Mineral raw materials are of crucial importance to the European economy. In order to meet the challenges of the green and digital transformation and to ensure the security of the European Union, the Critical Raw Materials Act (CRMA) was published on May 3, 2024.

On May 3, 2024, the European Union (EU) published a regulation on the secure and sustainable supply of critical raw materials - the Critical Raw Materials Act. The package focuses on strengthening European supply chains, diversifying EU imports, strengthening the monitoring of value chains, as well as sustainability and the circular economy. The Commission's proposal includes ambitious benchmarks. For example, by 2030, at least 10% of strategic raw material requirements should be mined in the EU, at least 40% should be processed in the EU and at least 15% should come from the European circular economy.
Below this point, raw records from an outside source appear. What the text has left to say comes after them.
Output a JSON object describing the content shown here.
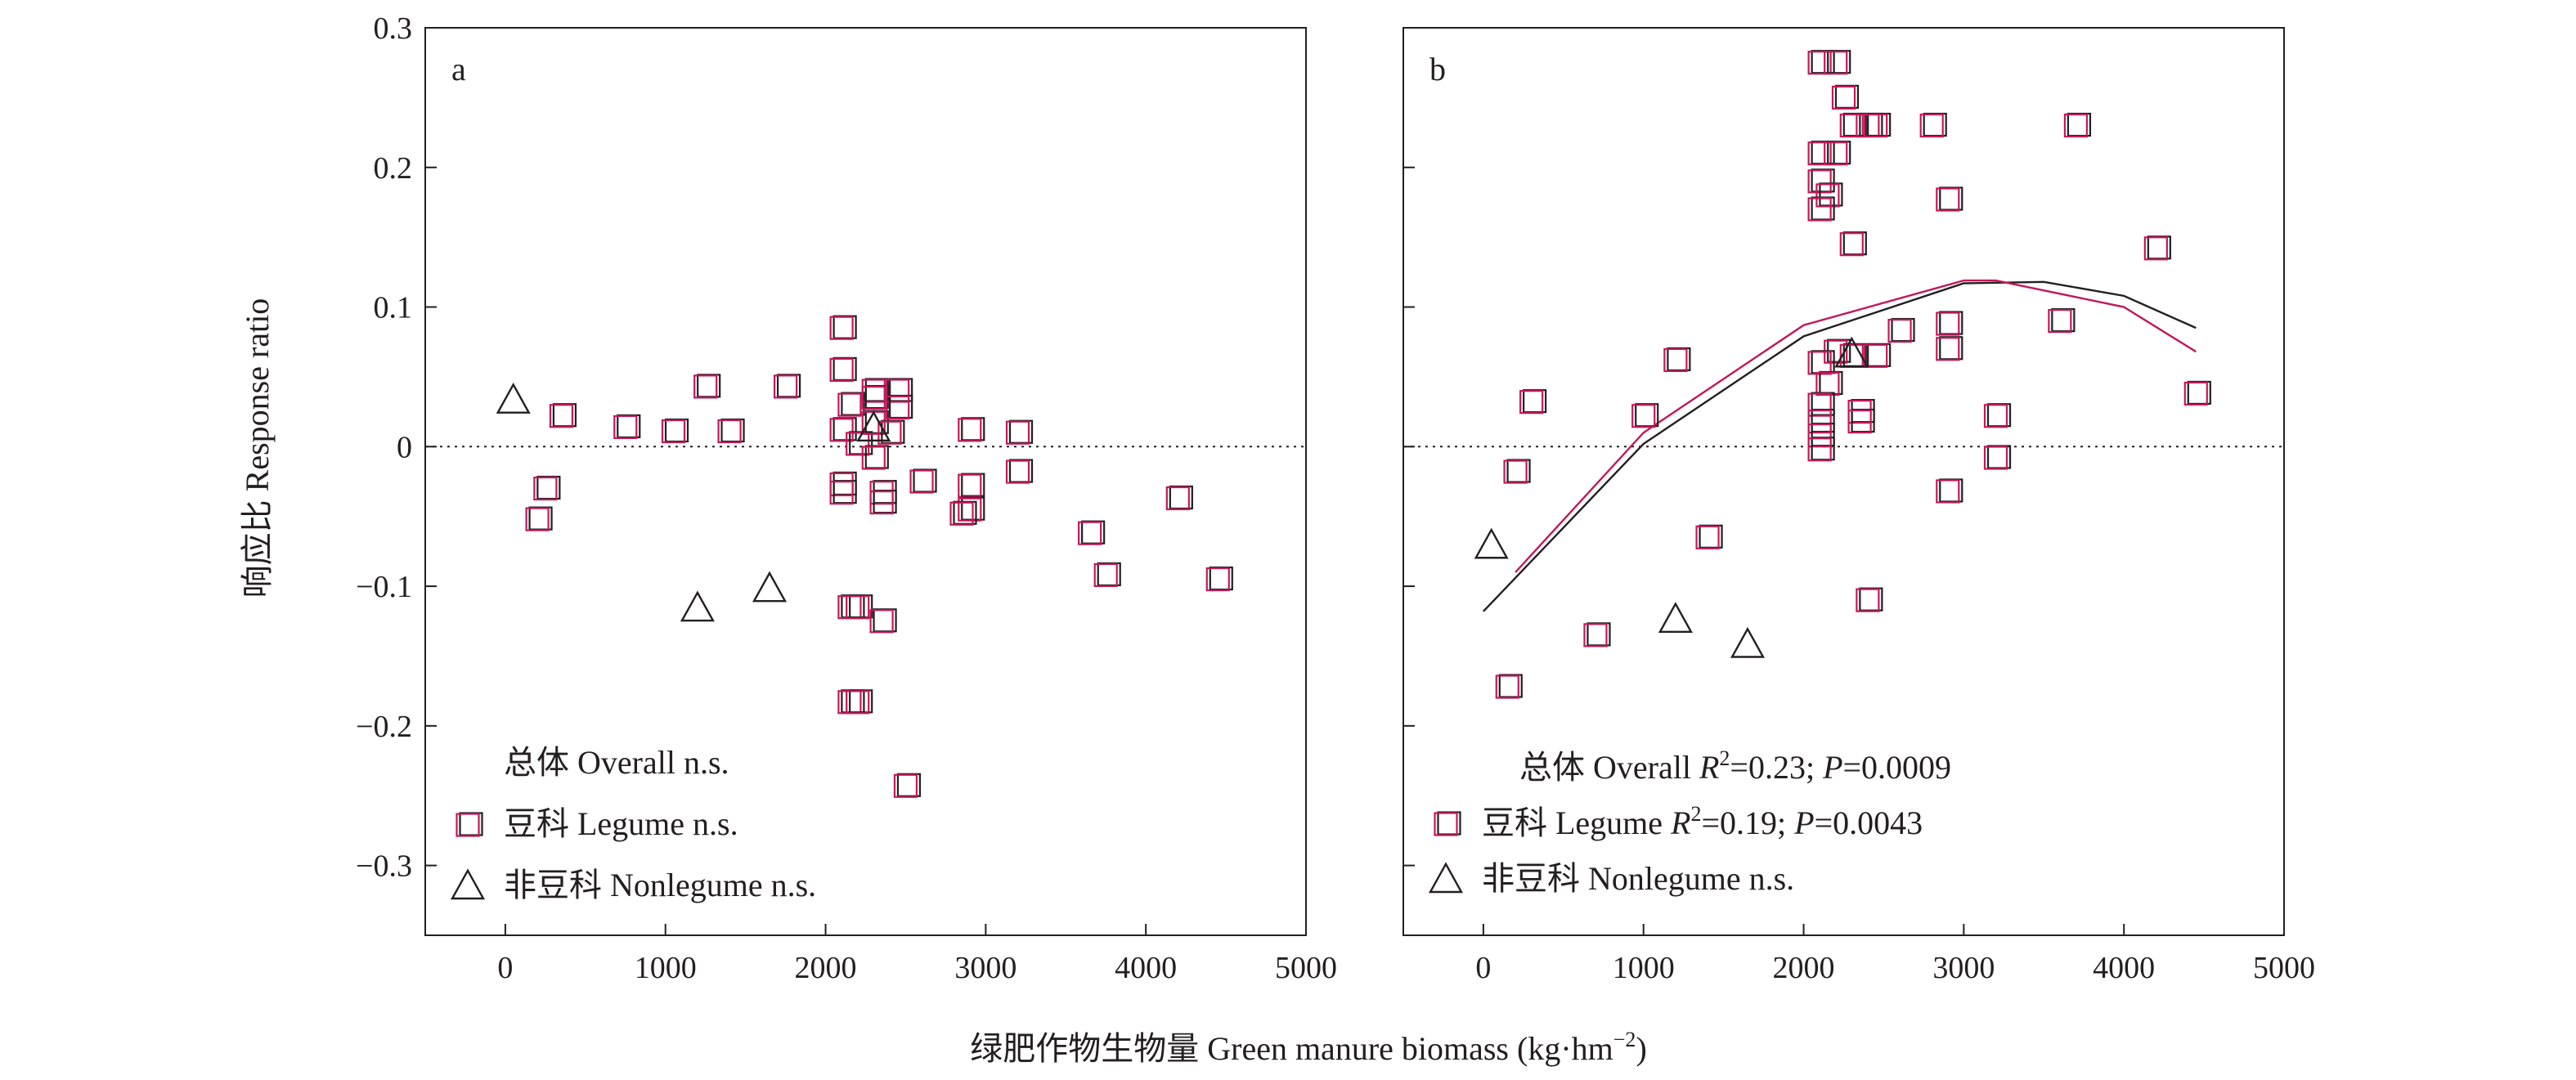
{
  "figure": {
    "xlabel": "绿肥作物生物量 Green manure biomass (kg·hm",
    "xlabel_sup": "−2",
    "xlabel_close": ")",
    "ylabel": "响应比 Response ratio"
  },
  "colors": {
    "axis": "#231f20",
    "legume": "#c2185b",
    "legume_shadow": "#231f20",
    "overall_curve": "#231f20",
    "legume_curve": "#c2185b"
  },
  "chart_data": [
    {
      "type": "scatter",
      "panel_label": "a",
      "xlim": [
        -500,
        5000
      ],
      "ylim": [
        -0.35,
        0.3
      ],
      "x_ticks": [
        0,
        1000,
        2000,
        3000,
        4000,
        5000
      ],
      "x_tick_labels": [
        "0",
        "1000",
        "2000",
        "3000",
        "4000",
        "5000"
      ],
      "y_ticks": [
        -0.3,
        -0.2,
        -0.1,
        0,
        0.1,
        0.2,
        0.3
      ],
      "y_tick_labels": [
        "−0.3",
        "−0.2",
        "−0.1",
        "0",
        "0.1",
        "0.2",
        "0.3"
      ],
      "reference_line_y": 0,
      "grid": false,
      "legend_position": "bottom-left",
      "stats": [
        {
          "text": "总体 Overall n.s."
        },
        {
          "text": "豆科 Legume n.s."
        },
        {
          "text": "非豆科 Nonlegume n.s."
        }
      ],
      "series": [
        {
          "name": "豆科 Legume",
          "marker": "square",
          "points": [
            [
              350,
              0.022
            ],
            [
              750,
              0.014
            ],
            [
              1050,
              0.011
            ],
            [
              1250,
              0.043
            ],
            [
              1400,
              0.011
            ],
            [
              1750,
              0.043
            ],
            [
              250,
              -0.03
            ],
            [
              200,
              -0.052
            ],
            [
              2100,
              0.085
            ],
            [
              2100,
              0.055
            ],
            [
              2100,
              0.012
            ],
            [
              2100,
              -0.027
            ],
            [
              2100,
              -0.033
            ],
            [
              2150,
              0.03
            ],
            [
              2200,
              0.002
            ],
            [
              2300,
              0.04
            ],
            [
              2300,
              0.017
            ],
            [
              2300,
              0.035
            ],
            [
              2300,
              -0.008
            ],
            [
              2400,
              0.01
            ],
            [
              2450,
              0.04
            ],
            [
              2450,
              0.028
            ],
            [
              2350,
              -0.033
            ],
            [
              2350,
              -0.04
            ],
            [
              2600,
              -0.025
            ],
            [
              2900,
              0.012
            ],
            [
              2900,
              -0.028
            ],
            [
              2900,
              -0.045
            ],
            [
              2850,
              -0.048
            ],
            [
              3200,
              0.01
            ],
            [
              3200,
              -0.018
            ],
            [
              2150,
              -0.115
            ],
            [
              2200,
              -0.115
            ],
            [
              2350,
              -0.125
            ],
            [
              2150,
              -0.183
            ],
            [
              2200,
              -0.183
            ],
            [
              2500,
              -0.243
            ],
            [
              3650,
              -0.062
            ],
            [
              3750,
              -0.092
            ],
            [
              4200,
              -0.037
            ],
            [
              4450,
              -0.095
            ]
          ]
        },
        {
          "name": "非豆科 Nonlegume",
          "marker": "triangle",
          "points": [
            [
              50,
              0.032
            ],
            [
              1200,
              -0.117
            ],
            [
              1650,
              -0.103
            ],
            [
              2300,
              0.012
            ]
          ]
        }
      ]
    },
    {
      "type": "scatter",
      "panel_label": "b",
      "xlim": [
        -500,
        5000
      ],
      "ylim": [
        -0.35,
        0.3
      ],
      "x_ticks": [
        0,
        1000,
        2000,
        3000,
        4000,
        5000
      ],
      "x_tick_labels": [
        "0",
        "1000",
        "2000",
        "3000",
        "4000",
        "5000"
      ],
      "y_ticks": [
        -0.3,
        -0.2,
        -0.1,
        0,
        0.1,
        0.2,
        0.3
      ],
      "y_tick_labels": [
        "−0.3",
        "−0.2",
        "−0.1",
        "0",
        "0.1",
        "0.2",
        "0.3"
      ],
      "reference_line_y": 0,
      "grid": false,
      "legend_position": "bottom-left",
      "stats": [
        {
          "label": "总体 Overall ",
          "r": "R",
          "r_sup": "2",
          "r_val": "=0.23; ",
          "p": "P",
          "p_val": "=0.0009"
        },
        {
          "label": "豆科 Legume ",
          "r": "R",
          "r_sup": "2",
          "r_val": "=0.19; ",
          "p": "P",
          "p_val": "=0.0043"
        },
        {
          "label": "非豆科 Nonlegume n.s."
        }
      ],
      "series": [
        {
          "name": "豆科 Legume",
          "marker": "square",
          "points": [
            [
              2100,
              0.275
            ],
            [
              2200,
              0.275
            ],
            [
              2250,
              0.25
            ],
            [
              2100,
              0.21
            ],
            [
              2200,
              0.21
            ],
            [
              2300,
              0.23
            ],
            [
              2400,
              0.23
            ],
            [
              2450,
              0.23
            ],
            [
              2800,
              0.23
            ],
            [
              3700,
              0.23
            ],
            [
              2100,
              0.19
            ],
            [
              2150,
              0.18
            ],
            [
              2100,
              0.17
            ],
            [
              2900,
              0.177
            ],
            [
              2300,
              0.145
            ],
            [
              4200,
              0.142
            ],
            [
              2600,
              0.083
            ],
            [
              2900,
              0.088
            ],
            [
              3600,
              0.09
            ],
            [
              2900,
              0.07
            ],
            [
              2200,
              0.068
            ],
            [
              2300,
              0.065
            ],
            [
              2450,
              0.065
            ],
            [
              1200,
              0.062
            ],
            [
              2100,
              0.06
            ],
            [
              2150,
              0.045
            ],
            [
              2100,
              0.03
            ],
            [
              2350,
              0.025
            ],
            [
              2350,
              0.018
            ],
            [
              2100,
              0.018
            ],
            [
              2100,
              0.008
            ],
            [
              2100,
              -0.002
            ],
            [
              3200,
              0.022
            ],
            [
              3200,
              -0.008
            ],
            [
              1000,
              0.022
            ],
            [
              300,
              0.032
            ],
            [
              200,
              -0.018
            ],
            [
              2900,
              -0.032
            ],
            [
              4450,
              0.038
            ],
            [
              1400,
              -0.065
            ],
            [
              2400,
              -0.11
            ],
            [
              700,
              -0.135
            ],
            [
              150,
              -0.172
            ]
          ]
        },
        {
          "name": "非豆科 Nonlegume",
          "marker": "triangle",
          "points": [
            [
              50,
              -0.072
            ],
            [
              1200,
              -0.125
            ],
            [
              1650,
              -0.143
            ],
            [
              2300,
              0.065
            ]
          ]
        }
      ],
      "fits": [
        {
          "name": "总体 Overall",
          "curve": [
            [
              0,
              -0.118
            ],
            [
              1000,
              0.002
            ],
            [
              2000,
              0.079
            ],
            [
              3000,
              0.117
            ],
            [
              3500,
              0.118
            ],
            [
              4000,
              0.108
            ],
            [
              4450,
              0.085
            ]
          ]
        },
        {
          "name": "豆科 Legume",
          "curve": [
            [
              200,
              -0.09
            ],
            [
              1000,
              0.01
            ],
            [
              2000,
              0.087
            ],
            [
              3000,
              0.119
            ],
            [
              3200,
              0.119
            ],
            [
              4000,
              0.1
            ],
            [
              4450,
              0.068
            ]
          ]
        }
      ]
    }
  ]
}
In addition, the EU should not be dependent on any third country for more than 65% of its raw materials.

Reliable and unhindered access to certain raw materials is a major concern within the EU and around the world. To address this challenge, the European Commission has drawn up a list of critical raw materials for the EU, which is regularly reviewed and updated.

Economic importance and supply risk are the two most important parameters in determining criticality for the EU. The “economic importance” parameter looks in detail at the allocation of end uses of raw materials based on industrial applications. The “supply risk” parameter examines the concentration of global production of primary raw materials and supply to the EU at country level, the governance of supplier countries, including environmental aspects, the contribution of recycling, substitution, the EU's dependence on imports and trade restrictions in third countries.